CEDL2017 · hubert0527 · Nov 9, 2017
diff --git a/Lab3-policy-gradient.ipynb b/Lab3-policy-gradient.ipynb
diff --git a/policy_gradient/policy.py b/policy_gradient/policy.py
@@ -1,4 +1,5 @@
 import tensorflow as tf
+import tensorflow.contrib.slim as slim
 import numpy as np
 
 # In this Lab, we just use categorical policy, which used for MDPs with discrete action space
@@ -30,6 +31,8 @@ def __init__(self, in_dim, out_dim, hidden_dim, optimizer, session):
         Sample solution is about 2~4 lines.
         """
         # YOUR CODE HERE >>>>>>
+        x = slim.fully_connected(self._observations, hidden_dim, activation_fn=tf.nn.tanh, scope='policy/fc_1')

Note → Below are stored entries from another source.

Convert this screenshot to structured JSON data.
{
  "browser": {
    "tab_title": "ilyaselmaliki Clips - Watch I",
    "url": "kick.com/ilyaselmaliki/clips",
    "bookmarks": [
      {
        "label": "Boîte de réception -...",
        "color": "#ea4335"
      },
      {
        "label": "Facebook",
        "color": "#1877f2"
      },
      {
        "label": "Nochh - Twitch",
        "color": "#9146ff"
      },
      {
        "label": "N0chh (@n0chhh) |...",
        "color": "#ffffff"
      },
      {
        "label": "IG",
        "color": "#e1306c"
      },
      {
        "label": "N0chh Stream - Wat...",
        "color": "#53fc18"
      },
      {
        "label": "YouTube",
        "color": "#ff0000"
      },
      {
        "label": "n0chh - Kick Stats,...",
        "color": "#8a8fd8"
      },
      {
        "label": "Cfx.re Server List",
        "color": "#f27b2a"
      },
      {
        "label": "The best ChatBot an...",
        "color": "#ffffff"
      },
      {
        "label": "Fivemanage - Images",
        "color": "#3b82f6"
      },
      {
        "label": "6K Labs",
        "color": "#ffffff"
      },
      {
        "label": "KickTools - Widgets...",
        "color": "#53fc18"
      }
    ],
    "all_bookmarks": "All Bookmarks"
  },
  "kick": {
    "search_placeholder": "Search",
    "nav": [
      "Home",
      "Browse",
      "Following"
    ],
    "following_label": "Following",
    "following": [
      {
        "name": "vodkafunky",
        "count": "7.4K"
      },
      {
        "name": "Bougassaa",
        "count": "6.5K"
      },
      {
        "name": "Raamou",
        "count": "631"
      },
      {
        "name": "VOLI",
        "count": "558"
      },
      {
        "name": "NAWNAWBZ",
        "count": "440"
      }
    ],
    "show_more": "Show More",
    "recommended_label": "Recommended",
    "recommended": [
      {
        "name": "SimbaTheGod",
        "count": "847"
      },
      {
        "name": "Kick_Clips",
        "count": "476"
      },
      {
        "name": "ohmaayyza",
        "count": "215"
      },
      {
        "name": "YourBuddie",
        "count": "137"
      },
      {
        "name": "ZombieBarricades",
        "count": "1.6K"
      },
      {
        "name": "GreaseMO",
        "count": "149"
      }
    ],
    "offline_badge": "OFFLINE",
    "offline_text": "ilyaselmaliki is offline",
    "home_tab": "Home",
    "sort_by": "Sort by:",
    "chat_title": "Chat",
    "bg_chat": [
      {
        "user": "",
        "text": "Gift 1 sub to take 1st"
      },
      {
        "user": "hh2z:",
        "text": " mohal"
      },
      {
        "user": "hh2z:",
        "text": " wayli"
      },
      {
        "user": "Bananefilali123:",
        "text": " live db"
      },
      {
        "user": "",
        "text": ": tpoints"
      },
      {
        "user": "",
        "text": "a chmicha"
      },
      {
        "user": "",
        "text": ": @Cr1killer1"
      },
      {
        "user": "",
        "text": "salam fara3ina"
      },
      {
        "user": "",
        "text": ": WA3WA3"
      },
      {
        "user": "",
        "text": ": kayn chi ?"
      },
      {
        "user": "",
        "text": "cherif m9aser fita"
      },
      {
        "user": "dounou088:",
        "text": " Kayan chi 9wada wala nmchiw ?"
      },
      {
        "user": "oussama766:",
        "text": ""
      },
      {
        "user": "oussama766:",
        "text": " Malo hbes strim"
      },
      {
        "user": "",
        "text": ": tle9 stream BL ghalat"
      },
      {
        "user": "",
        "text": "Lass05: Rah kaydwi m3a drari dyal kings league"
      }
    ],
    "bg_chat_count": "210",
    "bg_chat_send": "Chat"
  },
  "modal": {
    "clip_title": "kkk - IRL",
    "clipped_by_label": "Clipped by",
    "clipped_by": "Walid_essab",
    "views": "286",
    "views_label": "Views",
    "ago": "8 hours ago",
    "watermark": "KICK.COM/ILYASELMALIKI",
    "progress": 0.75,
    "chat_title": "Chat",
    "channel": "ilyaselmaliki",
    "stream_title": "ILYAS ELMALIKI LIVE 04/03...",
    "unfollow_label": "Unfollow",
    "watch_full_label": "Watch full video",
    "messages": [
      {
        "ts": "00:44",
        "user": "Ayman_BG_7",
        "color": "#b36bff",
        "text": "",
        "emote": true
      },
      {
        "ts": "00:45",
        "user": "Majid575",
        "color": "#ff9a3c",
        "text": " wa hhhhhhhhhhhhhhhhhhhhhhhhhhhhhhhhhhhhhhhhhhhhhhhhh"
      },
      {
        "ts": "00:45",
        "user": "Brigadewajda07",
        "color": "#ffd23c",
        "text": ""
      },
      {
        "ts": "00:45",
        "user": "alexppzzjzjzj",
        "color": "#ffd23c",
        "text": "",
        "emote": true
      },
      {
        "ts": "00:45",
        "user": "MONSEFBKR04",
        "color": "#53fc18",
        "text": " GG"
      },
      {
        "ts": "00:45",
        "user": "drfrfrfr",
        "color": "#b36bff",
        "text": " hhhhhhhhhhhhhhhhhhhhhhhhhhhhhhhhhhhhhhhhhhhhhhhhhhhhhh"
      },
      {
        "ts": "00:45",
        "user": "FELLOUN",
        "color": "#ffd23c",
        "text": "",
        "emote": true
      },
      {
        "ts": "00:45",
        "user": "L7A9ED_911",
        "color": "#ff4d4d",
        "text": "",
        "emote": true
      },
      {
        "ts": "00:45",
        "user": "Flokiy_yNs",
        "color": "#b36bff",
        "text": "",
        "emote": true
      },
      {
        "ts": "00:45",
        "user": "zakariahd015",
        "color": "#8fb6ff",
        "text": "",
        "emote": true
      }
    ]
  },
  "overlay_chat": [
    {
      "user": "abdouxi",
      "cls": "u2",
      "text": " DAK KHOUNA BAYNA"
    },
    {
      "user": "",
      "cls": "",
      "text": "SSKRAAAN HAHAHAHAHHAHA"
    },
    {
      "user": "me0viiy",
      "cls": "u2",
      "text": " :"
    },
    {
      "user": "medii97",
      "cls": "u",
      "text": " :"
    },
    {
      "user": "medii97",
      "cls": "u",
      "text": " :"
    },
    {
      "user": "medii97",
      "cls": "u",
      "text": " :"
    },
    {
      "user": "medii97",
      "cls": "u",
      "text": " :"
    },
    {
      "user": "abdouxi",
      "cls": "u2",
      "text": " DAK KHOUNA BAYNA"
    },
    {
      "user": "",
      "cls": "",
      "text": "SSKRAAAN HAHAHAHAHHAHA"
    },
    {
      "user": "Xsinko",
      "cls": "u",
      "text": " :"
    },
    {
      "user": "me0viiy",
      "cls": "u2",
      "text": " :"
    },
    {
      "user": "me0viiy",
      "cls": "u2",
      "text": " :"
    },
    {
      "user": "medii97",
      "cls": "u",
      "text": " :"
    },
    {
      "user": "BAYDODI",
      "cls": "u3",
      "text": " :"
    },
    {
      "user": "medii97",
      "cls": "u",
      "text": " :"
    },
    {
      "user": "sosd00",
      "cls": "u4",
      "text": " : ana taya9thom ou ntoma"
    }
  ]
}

+        probs = slim.fully_connected(x, out_dim, activation_fn=tf.nn.softmax, scope='policy/fc_2')
         # <<<<<<<<
 
         # --------------------------------------------------
@@ -72,6 +75,7 @@ def __init__(self, in_dim, out_dim, hidden_dim, optimizer, session):
         Sample solution is about 1~3 lines.
         """
         # YOUR CODE HERE >>>>>>
+        surr_loss = - tf.reduce_mean(log_prob * self._advantages)
         # <<<<<<<<
 
         grads_and_vars = self._opt.compute_gradients(surr_loss)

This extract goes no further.